The island nations of Samoa and American Samoa are just over 160 km apart but come midnight only one will have the title of "First country to bring in the New Year."
While Samoans are partying, islanders on the unincorporated territory of the United States next to them will be asleep, all because of an imaginary map feature known as the "International Date Line."
The line which appears on most maps, splits the globe in two, meaning when its Tuesday morning on the west side of the line, it's still Monday morning on the east side.
This is the first year such an event occurred after Samoa decided it would be more beneficial for trade with countries such as Australia and New Zealand if they were in the same time zone.
No treaty or international law governs the line so it can change to suit a nation's interests.
Unfortunately for the tiny Pacific island of Kiribati, the date line was a headache for many years until alterations were made.
Prior to 1995, the western part of the country, where the capital Tarawa lies, would be 22 hours ahead of the eastern islands.

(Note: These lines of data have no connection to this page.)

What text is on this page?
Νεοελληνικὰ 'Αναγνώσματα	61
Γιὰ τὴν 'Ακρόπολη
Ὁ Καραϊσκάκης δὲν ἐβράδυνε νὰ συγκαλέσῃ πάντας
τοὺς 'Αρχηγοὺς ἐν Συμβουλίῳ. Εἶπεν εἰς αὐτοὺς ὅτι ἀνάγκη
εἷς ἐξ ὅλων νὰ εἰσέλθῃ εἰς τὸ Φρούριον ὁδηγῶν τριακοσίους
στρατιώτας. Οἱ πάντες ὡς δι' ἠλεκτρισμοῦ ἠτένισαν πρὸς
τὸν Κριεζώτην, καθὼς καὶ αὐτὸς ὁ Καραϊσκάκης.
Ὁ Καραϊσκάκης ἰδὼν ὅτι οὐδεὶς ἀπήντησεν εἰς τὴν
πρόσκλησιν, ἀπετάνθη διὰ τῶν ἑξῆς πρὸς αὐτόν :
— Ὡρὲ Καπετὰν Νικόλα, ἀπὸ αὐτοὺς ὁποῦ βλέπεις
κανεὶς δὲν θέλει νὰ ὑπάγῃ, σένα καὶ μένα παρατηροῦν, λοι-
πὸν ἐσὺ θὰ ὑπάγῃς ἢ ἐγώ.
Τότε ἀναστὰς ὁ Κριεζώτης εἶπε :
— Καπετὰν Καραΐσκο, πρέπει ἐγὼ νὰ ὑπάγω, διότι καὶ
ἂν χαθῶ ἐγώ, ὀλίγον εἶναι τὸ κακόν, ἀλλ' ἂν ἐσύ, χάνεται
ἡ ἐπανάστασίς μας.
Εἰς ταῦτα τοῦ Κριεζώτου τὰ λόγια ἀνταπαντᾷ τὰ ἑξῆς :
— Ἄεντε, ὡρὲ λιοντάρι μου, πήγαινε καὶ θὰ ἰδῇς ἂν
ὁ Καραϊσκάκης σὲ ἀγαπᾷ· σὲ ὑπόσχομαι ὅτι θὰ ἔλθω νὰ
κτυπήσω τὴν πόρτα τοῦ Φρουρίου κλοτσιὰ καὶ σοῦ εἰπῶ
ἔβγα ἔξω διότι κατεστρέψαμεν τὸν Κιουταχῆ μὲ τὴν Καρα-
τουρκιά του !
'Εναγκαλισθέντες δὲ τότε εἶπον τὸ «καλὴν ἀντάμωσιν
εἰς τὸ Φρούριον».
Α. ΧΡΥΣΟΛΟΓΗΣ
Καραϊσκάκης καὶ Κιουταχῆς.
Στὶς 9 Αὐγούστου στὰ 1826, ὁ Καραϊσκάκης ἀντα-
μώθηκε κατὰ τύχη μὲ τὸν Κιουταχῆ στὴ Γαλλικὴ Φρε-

Kiribati was authorized to modify its time zones so that the date line now takes a real mazey route of more than 2,400 kilometres around the countries eastern-most islands.
Unfortunately for the island nation, not everyone embraced the change.
In 2001 MapQuest.com would not recognize the changes on its maps, instead simply noting "All islands east of 180° within the Republic of Kiribati observe the same date as the islands west of 180°."
So if you ever travel to Kiribati, check your watch twice and be careful what maps you decide to use.